Я так много хотел ей сказать. Этой тихой, кроткой женщине ослепительной красоты, про которую в ее жизни так часто забывали — что не мешало ей всех любить. Хотел спросить, где теперь ее матушка, как обошелся с ней граф Раймон; спросить, так ли сильно и безрассудно она любит своего родителя, как это делаю я… Спросить, легко ли жить среди людей, которые все до единого знают, что ты рожден вне брака. Но ничего подобного я не спросил конечно. Попросил ее молиться за меня Святой Деве — надеясь, что даже сквозь толщу катарской лжи, в которую она, увы, уверовала, молитва дойдет до ушей Заступницы. И с легким сердцем уехал в Фуа, отчего-то напевая по дороге радостные песни. Чтобы наверстать время, потерянное на сестру, мне пришлось не спать еще около полутора суток — до самого Фуа; но даже это меня не могло огорчить.
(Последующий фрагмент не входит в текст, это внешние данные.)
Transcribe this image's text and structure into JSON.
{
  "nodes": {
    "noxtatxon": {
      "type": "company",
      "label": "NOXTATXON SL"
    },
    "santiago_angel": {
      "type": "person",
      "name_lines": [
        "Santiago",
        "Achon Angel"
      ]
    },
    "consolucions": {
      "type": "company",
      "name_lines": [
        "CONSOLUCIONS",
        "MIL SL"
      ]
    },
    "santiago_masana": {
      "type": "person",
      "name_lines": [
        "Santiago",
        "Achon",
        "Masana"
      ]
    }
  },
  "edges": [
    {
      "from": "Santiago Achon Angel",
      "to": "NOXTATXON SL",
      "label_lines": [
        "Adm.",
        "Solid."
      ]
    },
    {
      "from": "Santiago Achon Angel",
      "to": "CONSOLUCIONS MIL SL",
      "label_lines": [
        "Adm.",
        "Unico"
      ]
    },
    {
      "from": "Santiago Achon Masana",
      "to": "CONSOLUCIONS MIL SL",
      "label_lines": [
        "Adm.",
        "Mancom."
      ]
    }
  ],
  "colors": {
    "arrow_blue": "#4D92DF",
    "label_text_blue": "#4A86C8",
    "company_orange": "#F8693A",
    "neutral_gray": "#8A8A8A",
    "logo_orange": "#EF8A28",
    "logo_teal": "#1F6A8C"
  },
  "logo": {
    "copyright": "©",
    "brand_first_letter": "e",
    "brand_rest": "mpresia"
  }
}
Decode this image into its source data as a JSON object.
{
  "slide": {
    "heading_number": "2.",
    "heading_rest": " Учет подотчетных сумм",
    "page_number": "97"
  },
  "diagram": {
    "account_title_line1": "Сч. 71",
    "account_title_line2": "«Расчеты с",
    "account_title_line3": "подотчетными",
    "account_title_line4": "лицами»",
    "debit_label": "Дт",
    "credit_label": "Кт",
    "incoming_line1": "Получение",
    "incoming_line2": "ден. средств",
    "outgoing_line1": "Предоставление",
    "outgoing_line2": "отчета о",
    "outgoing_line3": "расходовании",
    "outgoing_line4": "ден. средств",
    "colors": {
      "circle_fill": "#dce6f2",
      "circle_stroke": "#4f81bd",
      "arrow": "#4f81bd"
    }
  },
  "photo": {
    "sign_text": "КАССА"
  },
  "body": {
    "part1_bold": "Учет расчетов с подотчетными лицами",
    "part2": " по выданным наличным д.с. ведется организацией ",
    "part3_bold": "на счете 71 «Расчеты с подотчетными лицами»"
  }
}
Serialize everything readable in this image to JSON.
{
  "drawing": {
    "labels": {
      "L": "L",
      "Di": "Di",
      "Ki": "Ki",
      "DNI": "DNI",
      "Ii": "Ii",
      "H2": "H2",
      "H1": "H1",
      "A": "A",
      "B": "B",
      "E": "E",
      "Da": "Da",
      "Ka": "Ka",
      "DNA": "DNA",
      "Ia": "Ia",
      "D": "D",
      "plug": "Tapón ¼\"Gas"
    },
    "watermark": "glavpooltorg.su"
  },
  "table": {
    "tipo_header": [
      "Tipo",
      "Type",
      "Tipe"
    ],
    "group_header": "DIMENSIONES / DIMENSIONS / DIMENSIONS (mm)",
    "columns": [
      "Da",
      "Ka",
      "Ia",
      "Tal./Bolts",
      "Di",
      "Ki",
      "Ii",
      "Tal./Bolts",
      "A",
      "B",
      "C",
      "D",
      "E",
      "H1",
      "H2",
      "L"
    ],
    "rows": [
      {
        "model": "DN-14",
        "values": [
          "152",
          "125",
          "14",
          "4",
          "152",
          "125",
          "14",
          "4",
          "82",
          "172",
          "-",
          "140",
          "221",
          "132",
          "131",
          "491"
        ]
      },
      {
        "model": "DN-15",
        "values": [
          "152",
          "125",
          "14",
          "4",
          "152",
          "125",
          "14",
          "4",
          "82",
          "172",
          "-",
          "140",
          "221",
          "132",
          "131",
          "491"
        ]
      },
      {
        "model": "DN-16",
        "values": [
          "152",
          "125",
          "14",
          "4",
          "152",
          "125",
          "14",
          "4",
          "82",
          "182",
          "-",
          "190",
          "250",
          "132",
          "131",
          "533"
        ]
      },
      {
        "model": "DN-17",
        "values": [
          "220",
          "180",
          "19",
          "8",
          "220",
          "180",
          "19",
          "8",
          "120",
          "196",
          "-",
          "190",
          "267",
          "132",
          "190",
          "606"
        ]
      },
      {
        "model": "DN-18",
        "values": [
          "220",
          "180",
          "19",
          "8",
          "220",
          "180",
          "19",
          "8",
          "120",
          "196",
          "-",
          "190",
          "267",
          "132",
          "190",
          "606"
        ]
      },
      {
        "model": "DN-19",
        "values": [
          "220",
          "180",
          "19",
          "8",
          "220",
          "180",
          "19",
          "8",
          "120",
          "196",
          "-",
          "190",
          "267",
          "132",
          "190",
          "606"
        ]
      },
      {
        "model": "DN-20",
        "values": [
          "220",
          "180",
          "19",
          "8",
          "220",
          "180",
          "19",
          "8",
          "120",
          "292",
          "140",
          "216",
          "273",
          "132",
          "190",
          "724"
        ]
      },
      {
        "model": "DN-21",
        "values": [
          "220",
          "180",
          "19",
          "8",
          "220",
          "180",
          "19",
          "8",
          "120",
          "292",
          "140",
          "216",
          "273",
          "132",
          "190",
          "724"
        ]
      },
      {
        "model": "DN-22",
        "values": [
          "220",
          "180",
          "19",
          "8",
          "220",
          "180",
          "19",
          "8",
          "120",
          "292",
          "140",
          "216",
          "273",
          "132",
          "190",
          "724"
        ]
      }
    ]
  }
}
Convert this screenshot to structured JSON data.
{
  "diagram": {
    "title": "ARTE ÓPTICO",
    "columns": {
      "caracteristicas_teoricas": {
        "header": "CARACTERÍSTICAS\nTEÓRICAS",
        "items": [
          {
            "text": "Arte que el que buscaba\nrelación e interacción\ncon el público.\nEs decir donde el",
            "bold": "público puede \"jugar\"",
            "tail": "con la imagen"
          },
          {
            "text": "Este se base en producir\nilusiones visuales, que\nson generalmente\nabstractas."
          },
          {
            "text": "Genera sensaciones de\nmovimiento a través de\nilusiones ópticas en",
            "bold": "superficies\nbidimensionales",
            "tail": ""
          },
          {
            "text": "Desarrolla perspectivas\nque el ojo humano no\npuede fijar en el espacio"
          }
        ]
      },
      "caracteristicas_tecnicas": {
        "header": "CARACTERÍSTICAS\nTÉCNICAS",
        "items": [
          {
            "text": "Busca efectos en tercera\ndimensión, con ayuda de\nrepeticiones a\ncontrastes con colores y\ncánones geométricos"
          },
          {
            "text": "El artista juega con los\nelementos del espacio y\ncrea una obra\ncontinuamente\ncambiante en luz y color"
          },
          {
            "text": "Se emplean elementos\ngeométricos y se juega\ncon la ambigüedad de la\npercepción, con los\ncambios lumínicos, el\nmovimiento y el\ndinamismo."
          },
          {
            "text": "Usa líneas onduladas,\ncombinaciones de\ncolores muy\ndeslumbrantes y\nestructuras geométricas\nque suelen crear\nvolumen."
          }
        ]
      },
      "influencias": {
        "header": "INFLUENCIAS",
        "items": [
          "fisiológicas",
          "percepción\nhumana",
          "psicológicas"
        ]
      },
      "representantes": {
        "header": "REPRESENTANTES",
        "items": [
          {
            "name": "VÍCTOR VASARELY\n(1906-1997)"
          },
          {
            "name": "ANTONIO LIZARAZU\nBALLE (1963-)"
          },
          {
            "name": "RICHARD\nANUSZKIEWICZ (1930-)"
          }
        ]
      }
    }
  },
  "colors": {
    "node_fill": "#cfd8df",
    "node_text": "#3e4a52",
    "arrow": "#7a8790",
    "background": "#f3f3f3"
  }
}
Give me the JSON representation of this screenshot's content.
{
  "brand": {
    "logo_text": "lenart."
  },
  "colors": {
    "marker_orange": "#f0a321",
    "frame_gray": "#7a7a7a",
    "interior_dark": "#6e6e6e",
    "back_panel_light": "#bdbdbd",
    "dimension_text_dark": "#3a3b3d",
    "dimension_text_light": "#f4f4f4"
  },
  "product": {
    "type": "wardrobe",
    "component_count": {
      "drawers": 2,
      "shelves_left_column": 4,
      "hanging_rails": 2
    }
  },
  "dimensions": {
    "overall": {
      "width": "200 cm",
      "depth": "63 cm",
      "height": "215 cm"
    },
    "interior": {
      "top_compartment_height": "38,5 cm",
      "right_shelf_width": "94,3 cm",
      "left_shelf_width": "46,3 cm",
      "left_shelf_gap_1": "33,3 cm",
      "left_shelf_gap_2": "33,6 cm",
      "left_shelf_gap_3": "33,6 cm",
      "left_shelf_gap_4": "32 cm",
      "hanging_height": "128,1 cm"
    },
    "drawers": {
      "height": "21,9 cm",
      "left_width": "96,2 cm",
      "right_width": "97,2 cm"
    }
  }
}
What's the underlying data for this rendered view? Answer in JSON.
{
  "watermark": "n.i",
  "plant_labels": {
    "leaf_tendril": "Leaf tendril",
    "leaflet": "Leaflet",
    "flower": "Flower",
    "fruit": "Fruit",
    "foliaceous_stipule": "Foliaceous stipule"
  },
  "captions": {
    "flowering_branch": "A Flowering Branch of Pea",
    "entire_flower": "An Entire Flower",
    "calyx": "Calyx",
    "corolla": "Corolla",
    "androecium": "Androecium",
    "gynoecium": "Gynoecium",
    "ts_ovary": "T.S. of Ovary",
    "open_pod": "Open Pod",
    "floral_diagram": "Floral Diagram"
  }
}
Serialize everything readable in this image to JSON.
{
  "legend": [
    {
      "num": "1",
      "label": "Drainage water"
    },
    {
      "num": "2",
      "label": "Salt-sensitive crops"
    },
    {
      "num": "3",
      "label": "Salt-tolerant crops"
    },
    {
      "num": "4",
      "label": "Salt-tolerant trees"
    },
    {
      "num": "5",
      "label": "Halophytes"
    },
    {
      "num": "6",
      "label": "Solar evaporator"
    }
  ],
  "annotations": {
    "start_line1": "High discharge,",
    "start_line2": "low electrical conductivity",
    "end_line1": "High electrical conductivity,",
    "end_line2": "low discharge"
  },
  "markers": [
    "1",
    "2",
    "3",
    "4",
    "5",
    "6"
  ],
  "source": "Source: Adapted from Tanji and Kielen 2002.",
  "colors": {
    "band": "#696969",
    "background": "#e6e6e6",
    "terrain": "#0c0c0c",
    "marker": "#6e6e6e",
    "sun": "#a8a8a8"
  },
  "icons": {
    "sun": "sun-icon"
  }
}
Фуа, Фуа, город по имени Вера — после Тулузы это мое самое любимое место на свете. В Тулузе, как я ни любил ее, мне страшно не хватало гор; здесь же горы вставали везде — город лежал окруженный ими, располагался будто на дне чаши. Зеленые горы, туманные, а иные — и с лысыми серыми вершинами, поросшие самшитом и нежнейшими горными цветами: самые нежные цветы вырастают из грубого камня. Фуа, где даже днем гукают смешные маленькие совки — вскрикивают, как заблудившиеся дети. Фуа, где в мае все полно тополиным пухом, так что он опадает, словно снег, по сторонам дороги. Фуа, где пахнет моросью, не долетающей до земли, и морось отнюдь не кажется неприятной — будто это особый, только здешний вид воздуха. Фуа, где перед городскими воротами цветут огромные липы… Вот настанет когда-нибудь мир, думалось мне — и тогда я непременно женюсь на Айме и поселюсь в Фуа. Почему бы мне и не жениться на Айме? Да, она не дворянка — зато дочка консула, что на юге заменяет любой пышный герб. К тому же всякому человеку, если он не монах, рано или поздно приходится жениться; а Айму я хотя бы знаю и могу ей доверять, как муж — хорошей жене. (И еще… стыдно сказать, но я льстил себе надеждой, что, женившись на Айме и приведя ее за собою в Церковь Христову, тем спасу ее душу от еретических заблуждений. Сказано же: «Жена неверующая освящается мужем верующим». Не смейся, милая моя. Я в самом деле на это надеялся). В Тулузе, на равнине, мы станем бывать по праздникам, да навещая сеньора в Шато-Нарбоннэ, если тот его снова пожелает отстроить; а в Фуа будем тихо жить под сенью двубашенного замка на высокой скале… На одной из узких тихих улиц, которые так часто переходят в лесенки — когда те или иные дома карабкаются по склонам холмов… Я даже выбрал улочку в городе, на которой хотел бы жить: оттуда из окон открывался вид на замок, и ясно слышались рога стражей рассвета, когда они трубили от башенных зубцов под желто-полосатым флагом. А по воскресеньям слушать мессу в Сен-Волюсьене, скрывшись от всякого зла под рукою святого Епископа-в-Узах. И еще чаще одолевали меня другие желания — перестать быть собой, оказаться простым трубадуром, пусть даже не дворянином — зато совсем, в полноте принадлежать этой земле. Родиться в городе Фуа и тихо провести в горах новое, спокойное и чистое детство. Какие мечты, какие надежды, помилуй нас Господь и святой Волюсьен!